The Swede didn’t just walk away from his NHL dream when he made the surprising decision to step away from the Buffalo Sabres last December. He also walked away from a guaranteed contract that had $13.03-million remaining on it.
“I know exactly how much money I left,” Berglund said when we sat down in Stockholm for an interview in late August.
That conversation has been turned into a feature called “ExPat: The Patrik Berglund Story,” which will air during Saturday’s “Hockey Night in Canada” broadcast and is available on Sportsnet’s YouTube channel.
What struck me most about Berglund is how much conviction he still has about that life-changing decision. He actually said that, in the end, it was no decision at all. This was the only path he saw back to a good place following a trade to the Sabres that never should have happened at all.
The 31-year-old is the son of a former Swedish Hockey League player and a former first-round NHL draft pick. He spent 12 years with the St. Louis Blues organization and signed a $19.25-million, five-year extension with them on Feb. 24, 2017 that included a 20-team no-trade list for Years 2 and 3 of the deal.
However, that clause was voided when Berglund failed to provide the list of teams before the set deadline. He was traded to Buffalo on July 1, 2018 and told me it was an uphill battle from July 2 onwards.

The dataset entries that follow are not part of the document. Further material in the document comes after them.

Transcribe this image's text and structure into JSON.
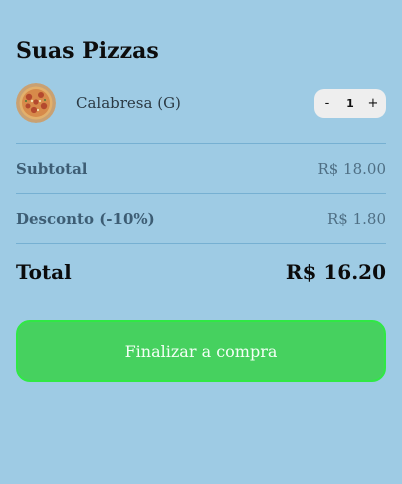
{
  "cart": {
    "title": "Suas Pizzas",
    "items": [
      {
        "name": "Calabresa (G)",
        "quantity": "1",
        "thumbnail_icon": "pizza-thumbnail",
        "decrement_label": "-",
        "increment_label": "+"
      }
    ]
  },
  "summary": {
    "subtotal_label": "Subtotal",
    "subtotal_value": "R$ 18.00",
    "discount_label": "Desconto (-10%)",
    "discount_value": "R$ 1.80",
    "total_label": "Total",
    "total_value": "R$ 16.20"
  },
  "checkout": {
    "button_label": "Finalizar a compra"
  },
  "colors": {
    "background": "#9ecbe4",
    "checkout_button": "#46d15f",
    "stepper_bg": "#eeeeee"
  }
}
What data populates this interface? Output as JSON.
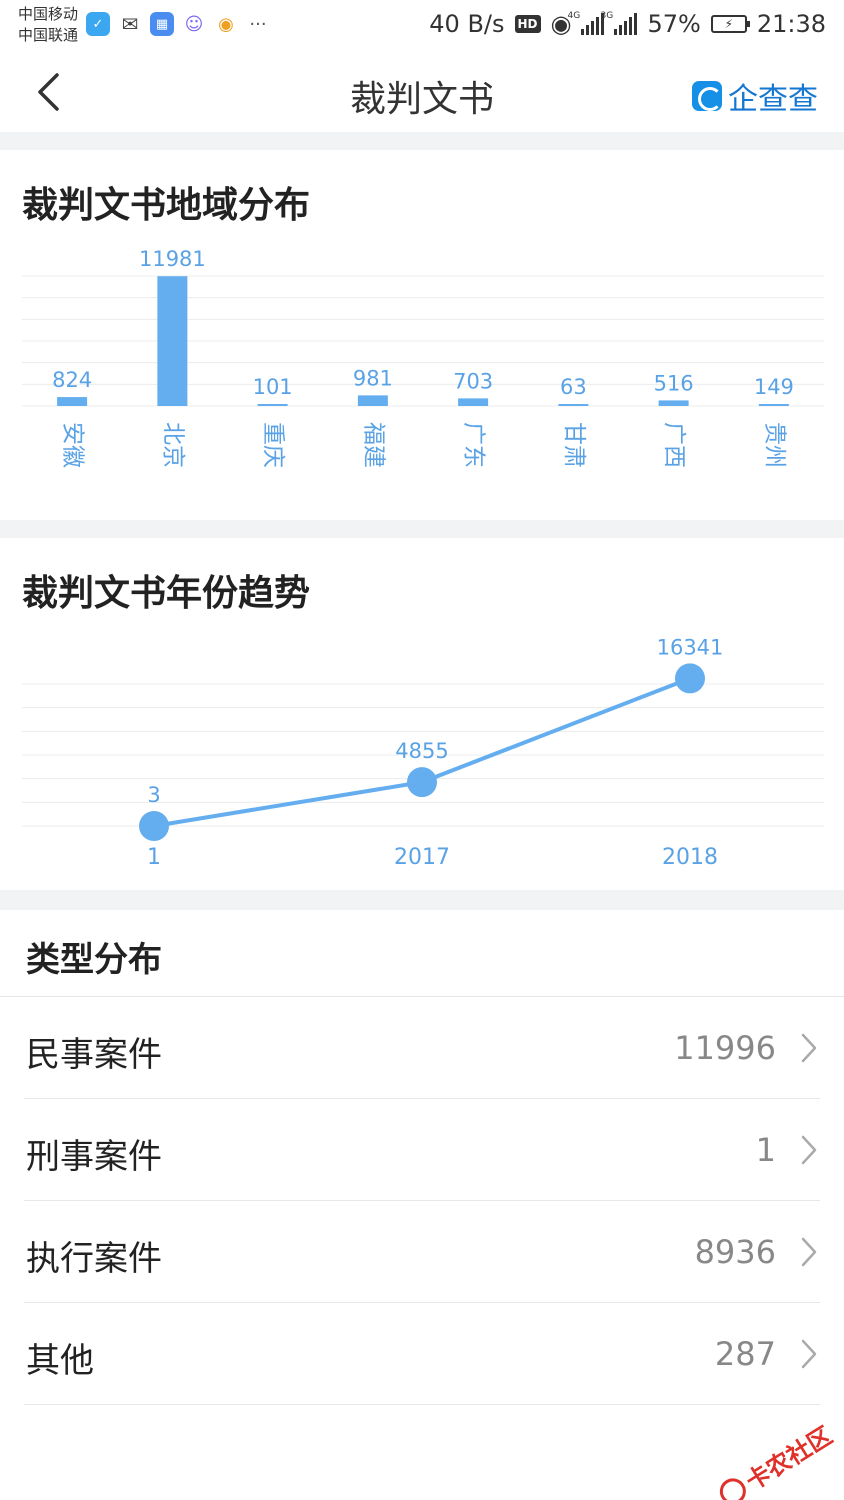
{
  "status_bar": {
    "carrier_1": "中国移动",
    "carrier_2": "中国联通",
    "net_speed": "40 B/s",
    "hd": "HD",
    "signal_1_tag": "4G",
    "signal_2_tag": "3G",
    "battery": "57%",
    "time": "21:38",
    "more": "···"
  },
  "navbar": {
    "title": "裁判文书",
    "brand": "企查查"
  },
  "region_card": {
    "title": "裁判文书地域分布"
  },
  "year_card": {
    "title": "裁判文书年份趋势"
  },
  "chart_data": [
    {
      "type": "bar",
      "title": "裁判文书地域分布",
      "categories": [
        "安徽",
        "北京",
        "重庆",
        "福建",
        "广东",
        "甘肃",
        "广西",
        "贵州"
      ],
      "values": [
        824,
        11981,
        101,
        981,
        703,
        63,
        516,
        149
      ],
      "ylim": [
        0,
        12000
      ],
      "grid": true,
      "color": "#64aef0"
    },
    {
      "type": "line",
      "title": "裁判文书年份趋势",
      "categories": [
        "1",
        "2017",
        "2018"
      ],
      "values": [
        3,
        4855,
        16341
      ],
      "grid": true,
      "color": "#64aef0"
    }
  ],
  "types": {
    "title": "类型分布",
    "items": [
      {
        "label": "民事案件",
        "count": "11996"
      },
      {
        "label": "刑事案件",
        "count": "1"
      },
      {
        "label": "执行案件",
        "count": "8936"
      },
      {
        "label": "其他",
        "count": "287"
      }
    ]
  },
  "watermark": "卡农社区",
  "colors": {
    "accent": "#64aef0",
    "brand": "#1677d2",
    "background": "#f2f3f5"
  }
}
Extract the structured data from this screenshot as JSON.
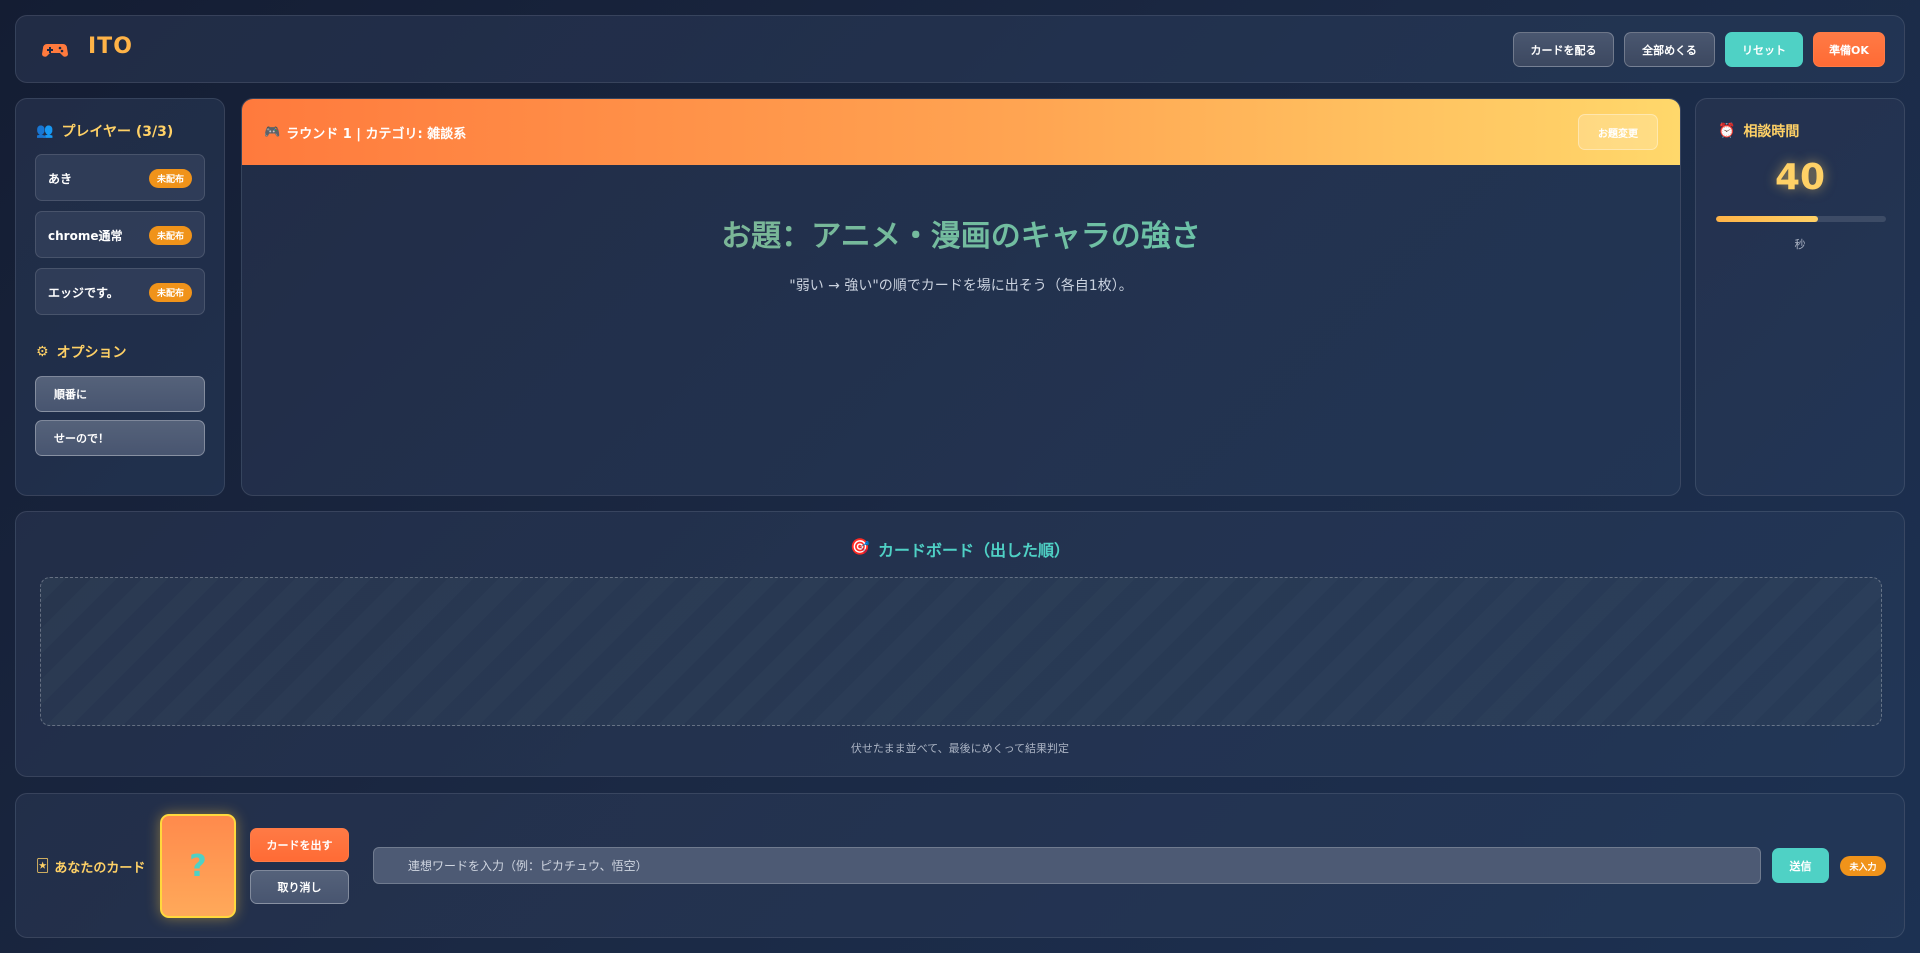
{
  "app": {
    "title": "ITO"
  },
  "header": {
    "buttons": {
      "deal": "カードを配る",
      "reveal_all": "全部めくる",
      "reset": "リセット",
      "ready": "準備OK"
    }
  },
  "players": {
    "title": "プレイヤー (3/3)",
    "items": [
      {
        "name": "あき",
        "status": "未配布"
      },
      {
        "name": "chrome通常",
        "status": "未配布"
      },
      {
        "name": "エッジです。",
        "status": "未配布"
      }
    ]
  },
  "options": {
    "title": "オプション",
    "items": [
      "順番に",
      "せーので！"
    ]
  },
  "topic": {
    "round_label": "ラウンド 1 | カテゴリ: 雑談系",
    "change_button": "お題変更",
    "title": "お題：アニメ・漫画のキャラの強さ",
    "subtitle": "\"弱い → 強い\"の順でカードを場に出そう（各自1枚）。"
  },
  "timer": {
    "title": "相談時間",
    "value": "40",
    "unit": "秒",
    "progress": 0.6
  },
  "board": {
    "title": "カードボード（出した順）",
    "note": "伏せたまま並べて、最後にめくって結果判定"
  },
  "hand": {
    "label": "あなたのカード",
    "card_value": "?",
    "play_button": "カードを出す",
    "undo_button": "取り消し",
    "input_placeholder": "連想ワードを入力（例：ピカチュウ、悟空）",
    "send_button": "送信",
    "status_badge": "未入力"
  },
  "colors": {
    "accent_orange": "#ff6b35",
    "accent_teal": "#4fd1c5",
    "accent_yellow": "#ffd166",
    "badge_orange": "#f0931a"
  }
}
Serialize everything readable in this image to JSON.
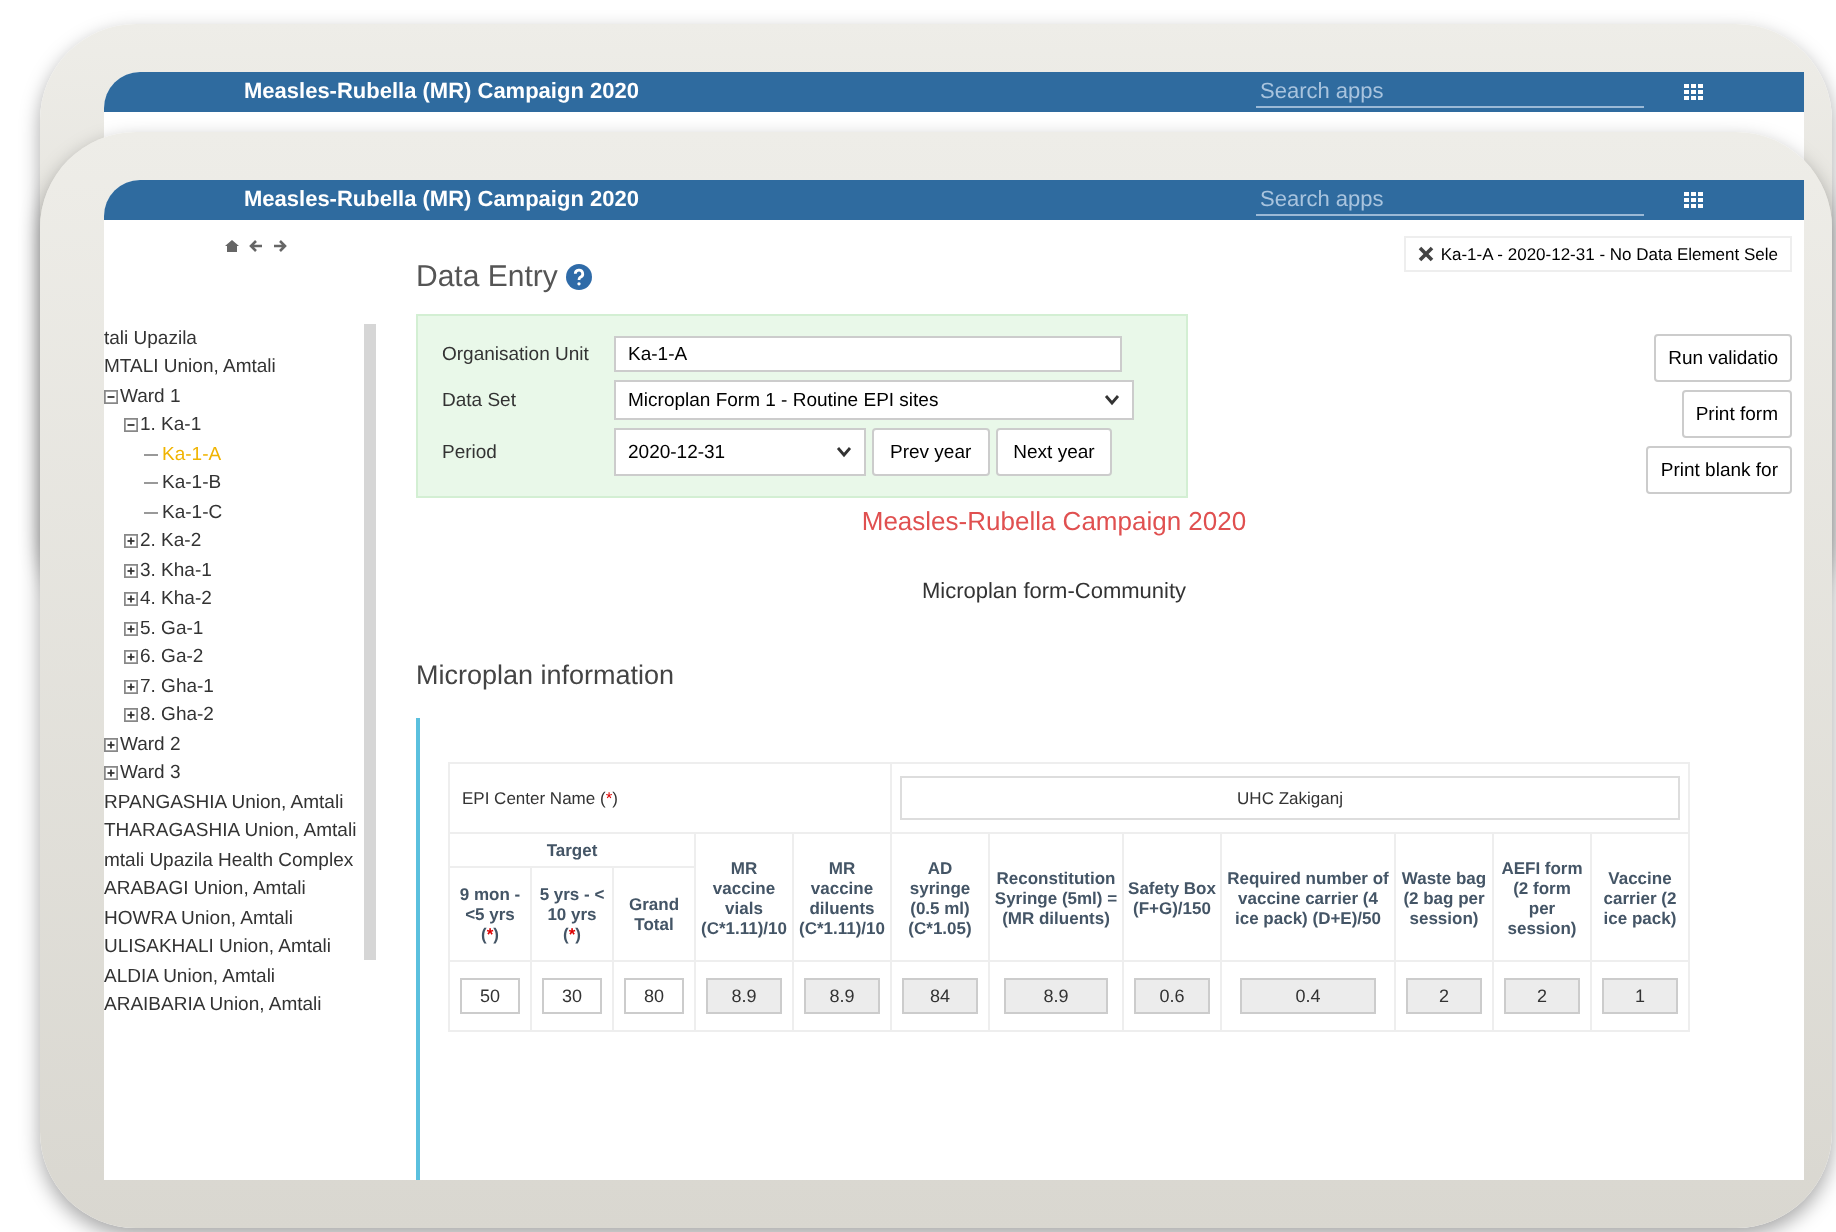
{
  "back_window": {
    "title": "Measles-Rubella (MR) Campaign 2020",
    "search": {
      "placeholder": "Search apps"
    }
  },
  "header": {
    "title": "Measles-Rubella (MR) Campaign 2020",
    "search": {
      "placeholder": "Search apps"
    }
  },
  "tree": [
    {
      "label": "tali Upazila",
      "selected": false
    },
    {
      "label": "MTALI Union, Amtali",
      "selected": false
    },
    {
      "label": "Ward 1",
      "selected": false,
      "expanded": true,
      "children": [
        {
          "label": "1. Ka-1",
          "selected": false,
          "expanded": true,
          "children": [
            {
              "label": "Ka-1-A",
              "selected": true
            },
            {
              "label": "Ka-1-B",
              "selected": false
            },
            {
              "label": "Ka-1-C",
              "selected": false
            }
          ]
        },
        {
          "label": "2. Ka-2",
          "selected": false,
          "expanded": false
        },
        {
          "label": "3. Kha-1",
          "selected": false,
          "expanded": false
        },
        {
          "label": "4. Kha-2",
          "selected": false,
          "expanded": false
        },
        {
          "label": "5. Ga-1",
          "selected": false,
          "expanded": false
        },
        {
          "label": "6. Ga-2",
          "selected": false,
          "expanded": false
        },
        {
          "label": "7. Gha-1",
          "selected": false,
          "expanded": false
        },
        {
          "label": "8. Gha-2",
          "selected": false,
          "expanded": false
        }
      ]
    },
    {
      "label": "Ward 2",
      "selected": false,
      "expanded": false
    },
    {
      "label": "Ward 3",
      "selected": false,
      "expanded": false
    },
    {
      "label": "RPANGASHIA Union, Amtali",
      "selected": false
    },
    {
      "label": "THARAGASHIA Union, Amtali",
      "selected": false
    },
    {
      "label": "mtali Upazila Health Complex",
      "selected": false
    },
    {
      "label": "ARABAGI Union, Amtali",
      "selected": false
    },
    {
      "label": "HOWRA Union, Amtali",
      "selected": false
    },
    {
      "label": "ULISAKHALI Union, Amtali",
      "selected": false
    },
    {
      "label": "ALDIA Union, Amtali",
      "selected": false
    },
    {
      "label": "ARAIBARIA Union, Amtali",
      "selected": false
    }
  ],
  "page_title": "Data Entry",
  "selection_info": "Ka-1-A - 2020-12-31 - No Data Element Sele",
  "form": {
    "org_unit": {
      "label": "Organisation Unit",
      "value": "Ka-1-A"
    },
    "data_set": {
      "label": "Data Set",
      "value": "Microplan Form 1 - Routine EPI sites"
    },
    "period": {
      "label": "Period",
      "value": "2020-12-31"
    },
    "buttons": [
      "Prev year",
      "Next year"
    ]
  },
  "side_buttons": [
    "Run validatio",
    "Print form",
    "Print blank for"
  ],
  "campaign_title": "Measles-Rubella Campaign 2020",
  "form_title": "Microplan form-Community",
  "section_title": "Microplan information",
  "table": {
    "center_label": "EPI Center Name",
    "center_mark": "(*)",
    "center_value": "UHC Zakiganj",
    "target": {
      "label": "Target",
      "columns": [
        {
          "label": "9 mon - <5 yrs",
          "mark": "(*)"
        },
        {
          "label": "5 yrs - < 10 yrs",
          "mark": "(*)"
        },
        {
          "label": "Grand Total"
        }
      ]
    },
    "columns": [
      {
        "label": "MR vaccine vials (C*1.11)/10"
      },
      {
        "label": "MR vaccine diluents (C*1.11)/10"
      },
      {
        "label": "AD syringe (0.5 ml) (C*1.05)"
      },
      {
        "label": "Reconstitution Syringe (5ml) = (MR diluents)"
      },
      {
        "label": "Safety Box (F+G)/150"
      },
      {
        "label": "Required number of vaccine carrier (4 ice pack) (D+E)/50"
      },
      {
        "label": "Waste bag (2 bag per session)"
      },
      {
        "label": "AEFI form (2 form per session)"
      },
      {
        "label": "Vaccine carrier (2 ice pack)"
      }
    ],
    "values": [
      {
        "value": "50",
        "kind": "input"
      },
      {
        "value": "30",
        "kind": "input"
      },
      {
        "value": "80",
        "kind": "input"
      },
      {
        "value": "8.9",
        "kind": "computed"
      },
      {
        "value": "8.9",
        "kind": "computed"
      },
      {
        "value": "84",
        "kind": "computed"
      },
      {
        "value": "8.9",
        "kind": "computed"
      },
      {
        "value": "0.6",
        "kind": "computed"
      },
      {
        "value": "0.4",
        "kind": "computed"
      },
      {
        "value": "2",
        "kind": "computed"
      },
      {
        "value": "2",
        "kind": "computed"
      },
      {
        "value": "1",
        "kind": "computed"
      }
    ]
  }
}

Berglund briefly started as the Sabres second-line centre before getting scratched a couple of weeks into the season. He played just 6:07 against Ottawa on Nov. 1 — the lowest time on ice he saw in any of his 717 career NHL games.
He was unhappy and anxious in his new environment. His father, Anders, believes he never got over the initial shock of the trade. He decided to leave after a practice in mid-December.
“I supported him all the way and I told him to listen to his heart,” Anders Berglund told Sportsnet. “Everybody was talking to me about all the money, but Patrik has never been raised to have money as a factor for life.”
The Sabres initially suspended Berglund for failing to report for a team flight and eventually terminated the remaining three-plus years on his contract.
Berglund made more than $30.5-million during his NHL career, according to capfriendly.com, and didn’t try to fight for what he was still owed. He’d lost the love of the sport and returned home to Vasteras, Sweden.
Today he is the captain of Djurgardens in the SHL and playing for less than a tenth of what he would have been earning in Buffalo. But he’s in a much better place overall.
“I don’t know how much money you need to be happy, but I’m good,” said Berglund.
The rest of his story is still to be written, but that in itself is a happy ending.